Standard Kubernetes metrics are insufficient for AI agent observability. Agent workloads require tracing the full reasoning chain — not just HTTP latency.

# agent/telemetry.py
from opentelemetry import trace
from opentelemetry.exporter.otlp.proto.grpc.trace_exporter import OTLPSpanExporter
from opentelemetry.sdk.trace import TracerProvider
from opentelemetry.sdk.trace.export import BatchSpanProcessor

def configure_telemetry():
    provider = TracerProvider()
    exporter = OTLPSpanExporter(
        endpoint=”http://otel-collector.monitoring.svc.cluster.local:4317″
    )
    provider.add_span_processor(BatchSpanProcessor(exporter))
    trace.set_tracer_provider(provider)

tracer = trace.get_tracer(“ai-agent”)

# Instrument agent tool calls
with tracer.start_as_current_span(“agent.tool_call”) as span:
    span.set_attribute(“agent.tool”, tool_name)
    span.set_attribute(“agent.model”, model_id)
    span.set_attribute(“agent.tokens_used”, token_count)
    span.set_attribute(“agent.namespace”, target_namespace)
    result = tool.execute(payload)

Key Metrics to Instrument for AI Agent Workloads:

agent.inference_latency_ms — LLM call round-trip time

agent.tool_call_count — Number of external tool invocations per agent run

agent.token_usage — Input and output token counts (directly correlates to cost)

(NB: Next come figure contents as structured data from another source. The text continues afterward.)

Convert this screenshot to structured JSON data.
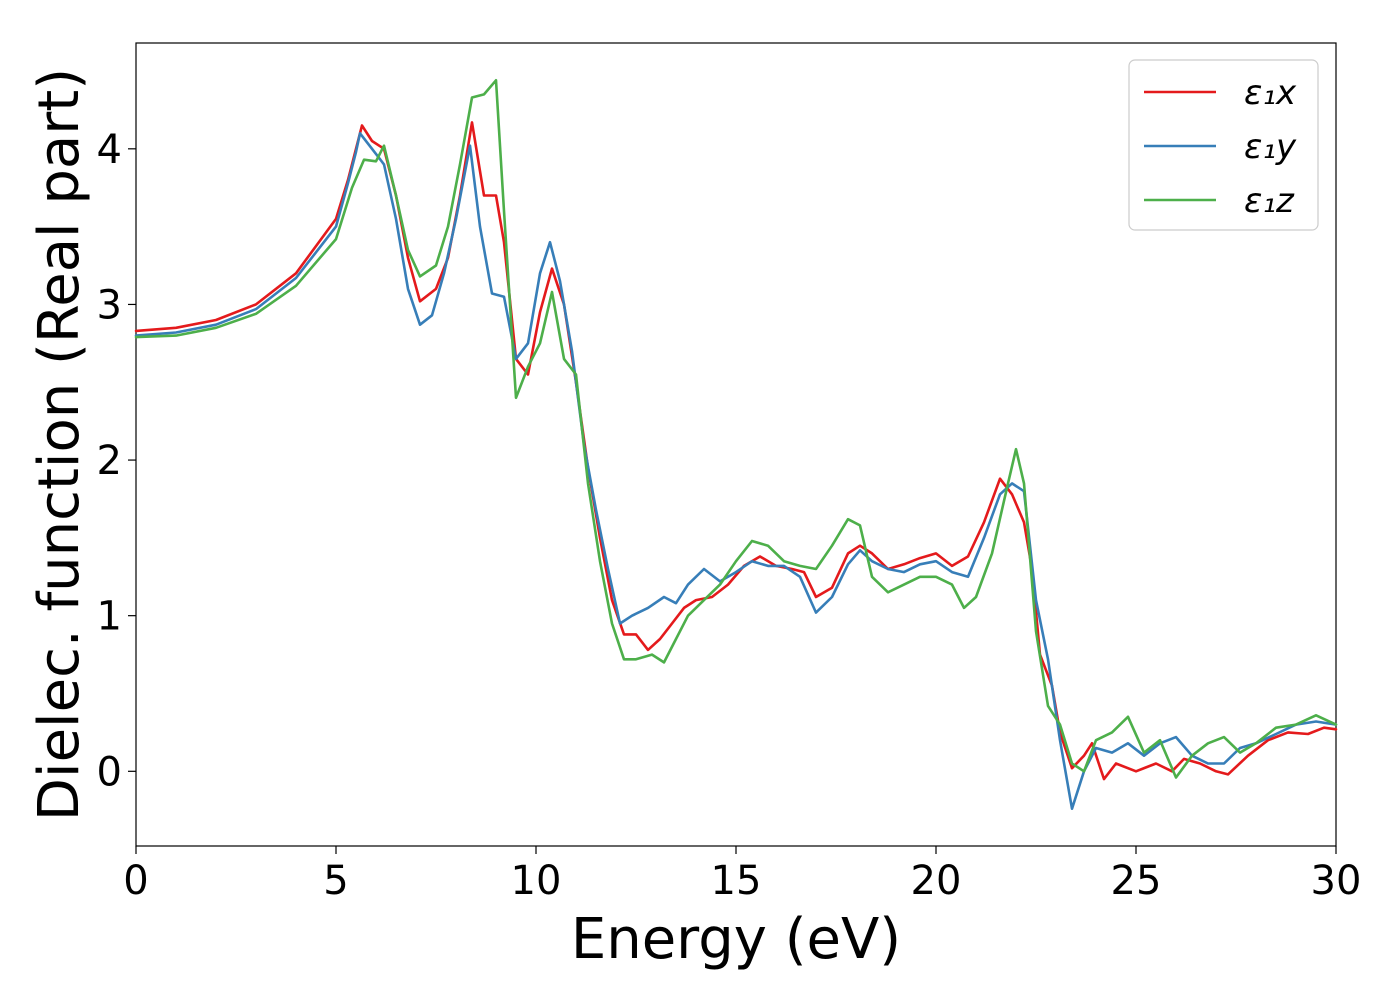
{
  "chart_data": {
    "type": "line",
    "title": "",
    "xlabel": "Energy (eV)",
    "ylabel": "Dielec. function (Real part)",
    "xlim": [
      0,
      30
    ],
    "ylim": [
      -0.48,
      4.68
    ],
    "xticks": [
      0,
      5,
      10,
      15,
      20,
      25,
      30
    ],
    "xtick_labels": [
      "0",
      "5",
      "10",
      "15",
      "20",
      "25",
      "30"
    ],
    "yticks": [
      0,
      1,
      2,
      3,
      4
    ],
    "ytick_labels": [
      "0",
      "1",
      "2",
      "3",
      "4"
    ],
    "grid": false,
    "legend_position": "top-right",
    "series": [
      {
        "name": "ε₁x",
        "color": "#e41a1c",
        "points": [
          [
            0,
            2.83
          ],
          [
            1,
            2.85
          ],
          [
            2,
            2.9
          ],
          [
            3,
            3.0
          ],
          [
            4,
            3.2
          ],
          [
            5,
            3.55
          ],
          [
            5.3,
            3.8
          ],
          [
            5.5,
            4.0
          ],
          [
            5.65,
            4.15
          ],
          [
            5.9,
            4.05
          ],
          [
            6.2,
            4.0
          ],
          [
            6.5,
            3.7
          ],
          [
            6.8,
            3.3
          ],
          [
            7.1,
            3.02
          ],
          [
            7.5,
            3.1
          ],
          [
            7.8,
            3.3
          ],
          [
            8.1,
            3.7
          ],
          [
            8.4,
            4.17
          ],
          [
            8.7,
            3.7
          ],
          [
            9.0,
            3.7
          ],
          [
            9.2,
            3.4
          ],
          [
            9.5,
            2.65
          ],
          [
            9.8,
            2.55
          ],
          [
            10.1,
            2.95
          ],
          [
            10.4,
            3.23
          ],
          [
            10.7,
            3.0
          ],
          [
            11.0,
            2.5
          ],
          [
            11.3,
            1.95
          ],
          [
            11.6,
            1.5
          ],
          [
            11.9,
            1.1
          ],
          [
            12.2,
            0.88
          ],
          [
            12.5,
            0.88
          ],
          [
            12.8,
            0.78
          ],
          [
            13.1,
            0.85
          ],
          [
            13.4,
            0.95
          ],
          [
            13.7,
            1.05
          ],
          [
            14.0,
            1.1
          ],
          [
            14.4,
            1.12
          ],
          [
            14.8,
            1.2
          ],
          [
            15.2,
            1.32
          ],
          [
            15.6,
            1.38
          ],
          [
            16.0,
            1.32
          ],
          [
            16.4,
            1.3
          ],
          [
            16.7,
            1.28
          ],
          [
            17.0,
            1.12
          ],
          [
            17.4,
            1.18
          ],
          [
            17.8,
            1.4
          ],
          [
            18.1,
            1.45
          ],
          [
            18.4,
            1.4
          ],
          [
            18.8,
            1.3
          ],
          [
            19.2,
            1.33
          ],
          [
            19.6,
            1.37
          ],
          [
            20.0,
            1.4
          ],
          [
            20.4,
            1.32
          ],
          [
            20.8,
            1.38
          ],
          [
            21.2,
            1.6
          ],
          [
            21.6,
            1.88
          ],
          [
            21.9,
            1.78
          ],
          [
            22.2,
            1.6
          ],
          [
            22.4,
            1.3
          ],
          [
            22.6,
            0.75
          ],
          [
            22.9,
            0.55
          ],
          [
            23.1,
            0.25
          ],
          [
            23.4,
            0.02
          ],
          [
            23.7,
            0.1
          ],
          [
            23.9,
            0.18
          ],
          [
            24.2,
            -0.05
          ],
          [
            24.5,
            0.05
          ],
          [
            25.0,
            0.0
          ],
          [
            25.5,
            0.05
          ],
          [
            25.9,
            0.0
          ],
          [
            26.2,
            0.08
          ],
          [
            26.6,
            0.05
          ],
          [
            27.0,
            0.0
          ],
          [
            27.3,
            -0.02
          ],
          [
            27.8,
            0.1
          ],
          [
            28.3,
            0.2
          ],
          [
            28.8,
            0.25
          ],
          [
            29.3,
            0.24
          ],
          [
            29.7,
            0.28
          ],
          [
            30,
            0.27
          ]
        ]
      },
      {
        "name": "ε₁y",
        "color": "#377eb8",
        "points": [
          [
            0,
            2.8
          ],
          [
            1,
            2.82
          ],
          [
            2,
            2.87
          ],
          [
            3,
            2.97
          ],
          [
            4,
            3.17
          ],
          [
            5,
            3.5
          ],
          [
            5.3,
            3.78
          ],
          [
            5.5,
            3.98
          ],
          [
            5.6,
            4.1
          ],
          [
            5.9,
            4.0
          ],
          [
            6.2,
            3.9
          ],
          [
            6.5,
            3.55
          ],
          [
            6.8,
            3.1
          ],
          [
            7.1,
            2.87
          ],
          [
            7.4,
            2.93
          ],
          [
            7.7,
            3.2
          ],
          [
            8.0,
            3.55
          ],
          [
            8.35,
            4.02
          ],
          [
            8.6,
            3.5
          ],
          [
            8.9,
            3.07
          ],
          [
            9.2,
            3.05
          ],
          [
            9.5,
            2.65
          ],
          [
            9.8,
            2.75
          ],
          [
            10.1,
            3.2
          ],
          [
            10.35,
            3.4
          ],
          [
            10.6,
            3.15
          ],
          [
            10.9,
            2.7
          ],
          [
            11.2,
            2.1
          ],
          [
            11.5,
            1.68
          ],
          [
            11.8,
            1.3
          ],
          [
            12.1,
            0.95
          ],
          [
            12.4,
            1.0
          ],
          [
            12.8,
            1.05
          ],
          [
            13.2,
            1.12
          ],
          [
            13.5,
            1.08
          ],
          [
            13.8,
            1.2
          ],
          [
            14.2,
            1.3
          ],
          [
            14.6,
            1.22
          ],
          [
            15.0,
            1.28
          ],
          [
            15.4,
            1.35
          ],
          [
            15.8,
            1.32
          ],
          [
            16.2,
            1.32
          ],
          [
            16.6,
            1.25
          ],
          [
            17.0,
            1.02
          ],
          [
            17.4,
            1.12
          ],
          [
            17.8,
            1.33
          ],
          [
            18.1,
            1.42
          ],
          [
            18.4,
            1.35
          ],
          [
            18.8,
            1.3
          ],
          [
            19.2,
            1.28
          ],
          [
            19.6,
            1.33
          ],
          [
            20.0,
            1.35
          ],
          [
            20.4,
            1.28
          ],
          [
            20.8,
            1.25
          ],
          [
            21.2,
            1.5
          ],
          [
            21.6,
            1.78
          ],
          [
            21.9,
            1.85
          ],
          [
            22.2,
            1.8
          ],
          [
            22.5,
            1.1
          ],
          [
            22.8,
            0.72
          ],
          [
            23.1,
            0.2
          ],
          [
            23.4,
            -0.24
          ],
          [
            23.7,
            0.0
          ],
          [
            24.0,
            0.15
          ],
          [
            24.4,
            0.12
          ],
          [
            24.8,
            0.18
          ],
          [
            25.2,
            0.1
          ],
          [
            25.6,
            0.18
          ],
          [
            26.0,
            0.22
          ],
          [
            26.4,
            0.1
          ],
          [
            26.8,
            0.05
          ],
          [
            27.2,
            0.05
          ],
          [
            27.6,
            0.15
          ],
          [
            28.0,
            0.18
          ],
          [
            28.5,
            0.24
          ],
          [
            29.0,
            0.3
          ],
          [
            29.5,
            0.32
          ],
          [
            30,
            0.3
          ]
        ]
      },
      {
        "name": "ε₁z",
        "color": "#4daf4a",
        "points": [
          [
            0,
            2.79
          ],
          [
            1,
            2.8
          ],
          [
            2,
            2.85
          ],
          [
            3,
            2.94
          ],
          [
            4,
            3.12
          ],
          [
            5,
            3.42
          ],
          [
            5.4,
            3.75
          ],
          [
            5.7,
            3.93
          ],
          [
            6.0,
            3.92
          ],
          [
            6.2,
            4.02
          ],
          [
            6.5,
            3.7
          ],
          [
            6.8,
            3.35
          ],
          [
            7.1,
            3.18
          ],
          [
            7.5,
            3.25
          ],
          [
            7.8,
            3.5
          ],
          [
            8.1,
            3.9
          ],
          [
            8.4,
            4.33
          ],
          [
            8.7,
            4.35
          ],
          [
            9.0,
            4.44
          ],
          [
            9.2,
            3.6
          ],
          [
            9.5,
            2.4
          ],
          [
            9.8,
            2.6
          ],
          [
            10.1,
            2.75
          ],
          [
            10.4,
            3.08
          ],
          [
            10.7,
            2.65
          ],
          [
            11.0,
            2.55
          ],
          [
            11.3,
            1.85
          ],
          [
            11.6,
            1.35
          ],
          [
            11.9,
            0.95
          ],
          [
            12.2,
            0.72
          ],
          [
            12.5,
            0.72
          ],
          [
            12.9,
            0.75
          ],
          [
            13.2,
            0.7
          ],
          [
            13.5,
            0.85
          ],
          [
            13.8,
            1.0
          ],
          [
            14.2,
            1.1
          ],
          [
            14.6,
            1.2
          ],
          [
            15.0,
            1.35
          ],
          [
            15.4,
            1.48
          ],
          [
            15.8,
            1.45
          ],
          [
            16.2,
            1.35
          ],
          [
            16.6,
            1.32
          ],
          [
            17.0,
            1.3
          ],
          [
            17.4,
            1.45
          ],
          [
            17.8,
            1.62
          ],
          [
            18.1,
            1.58
          ],
          [
            18.4,
            1.25
          ],
          [
            18.8,
            1.15
          ],
          [
            19.2,
            1.2
          ],
          [
            19.6,
            1.25
          ],
          [
            20.0,
            1.25
          ],
          [
            20.4,
            1.2
          ],
          [
            20.7,
            1.05
          ],
          [
            21.0,
            1.12
          ],
          [
            21.4,
            1.4
          ],
          [
            21.8,
            1.85
          ],
          [
            22.0,
            2.07
          ],
          [
            22.2,
            1.85
          ],
          [
            22.5,
            0.9
          ],
          [
            22.8,
            0.42
          ],
          [
            23.1,
            0.3
          ],
          [
            23.4,
            0.05
          ],
          [
            23.7,
            0.0
          ],
          [
            24.0,
            0.2
          ],
          [
            24.4,
            0.25
          ],
          [
            24.8,
            0.35
          ],
          [
            25.2,
            0.12
          ],
          [
            25.6,
            0.2
          ],
          [
            26.0,
            -0.04
          ],
          [
            26.4,
            0.1
          ],
          [
            26.8,
            0.18
          ],
          [
            27.2,
            0.22
          ],
          [
            27.6,
            0.12
          ],
          [
            28.0,
            0.18
          ],
          [
            28.5,
            0.28
          ],
          [
            29.0,
            0.3
          ],
          [
            29.5,
            0.36
          ],
          [
            30,
            0.3
          ]
        ]
      }
    ]
  }
}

agent.queue_depth — Pending agent requests (drives KEDA scaling)

agent.error_rate — Failed tool calls or hallucinated commands caught by policy

Production Readiness Checklist

Before promoting any Docker AI agent workload to production on OKE, verify the following:

Container Security

[ ] Non-root user, read-only root filesystem, all Linux capabilities dropped

[ ] Image signed with Cosign and verified at admission via Kyverno

[ ] No secrets in Dockerfile, environment variables sourced from OCI Vault

[ ] Base image scanned for CVEs (Oracle Container Scanner or Grype)

Kubernetes Configuration

[ ] Resource requests and limits defined on all agent containers

[ ] Liveness and readiness probes configured

[ ] Pod Disruption Budget defined for multi-replica deployments

[ ] Namespace-scoped RBAC — no cluster-admin service accounts

[ ] NetworkPolicy denying default ingress/egress with explicit allow rules

Scaling and Availability

[ ] KEDA ScaledObject configured for queue-depth-based autoscaling

[ ] Minimum two replicas for production agents (anti-affinity rules applied)

[ ] OKE virtual nodes configured for cost-optimized burst capacity

Observability

[ ] OpenTelemetry instrumented for reasoning chain tracing

[ ] Prometheus metrics exported: Token usage, latency, queue depth, error rate

[ ] Alerting rules configured for agent error rate spikes and runaway token consumption

GitOps

[ ] All manifests version-controlled in Git

[ ] ArgoCD application syncing from main branch

[ ] Branch protection enabled — no direct commits to main

Conclusion

OCI and OKE provide a production-grade, cloud-native foundation for Docker AI agents that covers the full stack: Managed Kubernetes orchestration, serverless compute scaling, integrated LLM inference via OCI Generative AI, secure secrets management through OCI Vault and Kubernetes-native agent frameworks through kagent.

The architecture described in this guide — containerized agent pods, KEDA-based autoscaling, OCI Vault secret injection, Kyverno admission control and OpenTelemetry observability — reflects the same zero-trust, GitOps-anchored patterns required for any production-grade microservice, applied specifically to the constraints of agentic AI workloads.

The platform engineering imperative is clear: AI agents must be treated as first-class infrastructure citizens, not experimental scripts wrapped in containers. The tooling is ready. The patterns are proven. The deployment is yours to build.